Yes, societies since the dawn of man have eliminated the unusual. We keep sneaking past them, I suppose.
As I’ve written elsewhere, we must also remind people that the MRI process and analyses performed at by the Utah researchers was not a standard MRI screening but rather a specialized scan looking at very specific data.
ReplyDeleteFrom the press release:
> “No one has measured what we measured,” says Lange of the MRI test he and Dr. Janet Lainhart from the University of Utah developed.
> While previous studies using different types of scans have been able to identify people with autism, Lange says, “no one has looked at it [the brain] the way we have and no one has gotten these type of results.”
The specific scanning was for water flow, not blood flow as is standard. It was also not a “heat map” that is commonly viewed by people as an “MRI” — those colorful maps we see coded by either blood flow, actual heat, or electrical activity.

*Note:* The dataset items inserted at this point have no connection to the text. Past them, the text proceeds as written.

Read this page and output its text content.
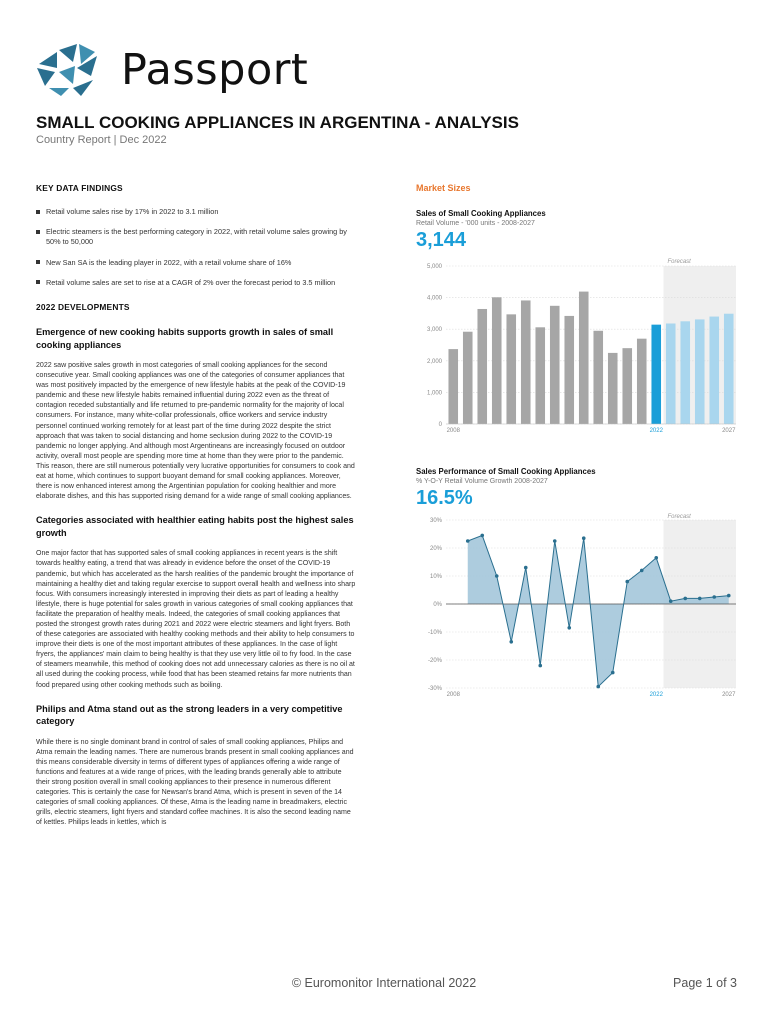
Passport
SMALL COOKING APPLIANCES IN ARGENTINA - ANALYSIS
Country Report | Dec 2022
KEY DATA FINDINGS
Retail volume sales rise by 17% in 2022 to 3.1 million
Electric steamers is the best performing category in 2022, with retail volume sales growing by 50% to 50,000
New San SA is the leading player in 2022, with a retail volume share of 16%
Retail volume sales are set to rise at a CAGR of 2% over the forecast period to 3.5 million
2022 DEVELOPMENTS
Emergence of new cooking habits supports growth in sales of small cooking appliances

2022 saw positive sales growth in most categories of small cooking appliances for the second consecutive year. Small cooking appliances was one of the categories of consumer appliances that was most positively impacted by the emergence of new lifestyle habits at the peak of the COVID-19 pandemic and these new lifestyle habits remained influential during 2022 even as the threat of contagion receded substantially and life returned to pre-pandemic normality for the majority of local consumers. For instance, many white-collar professionals, office workers and service industry personnel continued working remotely for at least part of the time during 2022 despite the strict approach that was taken to social distancing and home seclusion during 2022 to the COVID-19 pandemic no longer applying. And although most Argentineans are increasingly focused on outdoor activity, overall most people are spending more time at home than they were prior to the pandemic. This reason, there are still numerous potentially very lucrative opportunities for consumers to cook and eat at home, which continues to support buoyant demand for small cooking appliances. Moreover, there is now enhanced interest among the Argentinian population for cooking healthier and more elaborate dishes, and this has supported rising demand for a wide range of small cooking appliances.

Categories associated with healthier eating habits post the highest sales growth

One major factor that has supported sales of small cooking appliances in recent years is the shift towards healthy eating, a trend that was already in evidence before the onset of the COVID-19 pandemic, but which has accelerated as the harsh realities of the pandemic brought the importance of maintaining a healthy diet and taking regular exercise to support overall health and wellness into sharp focus. With consumers increasingly interested in improving their diets as part of leading a healthy lifestyle, there is huge potential for sales growth in various categories of small cooking appliances that facilitate the preparation of healthy meals. Indeed, the categories of small cooking appliances that posted the strongest growth rates during 2021 and 2022 were electric steamers and light fryers. Both of these categories are associated with healthy cooking methods and their ability to help consumers to improve their diets is one of the most important attributes of these appliances. In the case of light fryers, the appliances' main claim to being healthy is that they use very little oil to fry food. In the case of steamers meanwhile, this method of cooking does not add unnecessary calories as there is no oil at all used during the cooking process, while food that has been steamed retains far more nutrients than food prepared using other cooking methods such as boiling.

Philips and Atma stand out as the strong leaders in a very competitive category

While there is no single dominant brand in control of sales of small cooking appliances, Philips and Atma remain the leading names. There are numerous brands present in small cooking appliances and this means considerable diversity in terms of different types of appliances offering a wide range of functions and features at a wide range of prices, with the leading brands generally able to attribute their strong position overall in small cooking appliances to their presence in numerous different categories. This is certainly the case for Newsan's brand Atma, which is present in seven of the 14 categories of small cooking appliances. Of these, Atma is the leading name in breadmakers, electric grills, electric steamers, light fryers and standard coffee machines. It is also the second leading name of kettles. Philips leads in kettles, which is

Market Sizes
Sales of Small Cooking Appliances
Retail Volume - '000 units - 2008-2027
3,144
Forecast
0
1,000
2,000
3,000
4,000
5,000
2008	2022	2027
Sales Performance of Small Cooking Appliances
% Y-O-Y Retail Volume Growth 2008-2027
16.5%
Forecast
30%
20%
10%
0%
-10%
-20%
-30%
2008	2022	2027
© Euromonitor International 2022	Page 1 of 3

Most scanners are not set to scan for water flow. It is a custom application and one unfamiliar to most radiologists and technicians. Hence, the need to refine the method.
> Using the MRI, the study authors measured how the water in the brain flows along the axons or nerve fibers in the parts of the brain that control language, social and emotional functioning. The scans revealed that the wiring of the brains of those with autism was disorganized compared with the brains of a typical person without autism. This is how they could determine which brains scans belonged those study participants with autism.
You can’t just scan 1000s of people, since you do need the customization of MRI hardware and software, as well as the training to track the water flow patterns.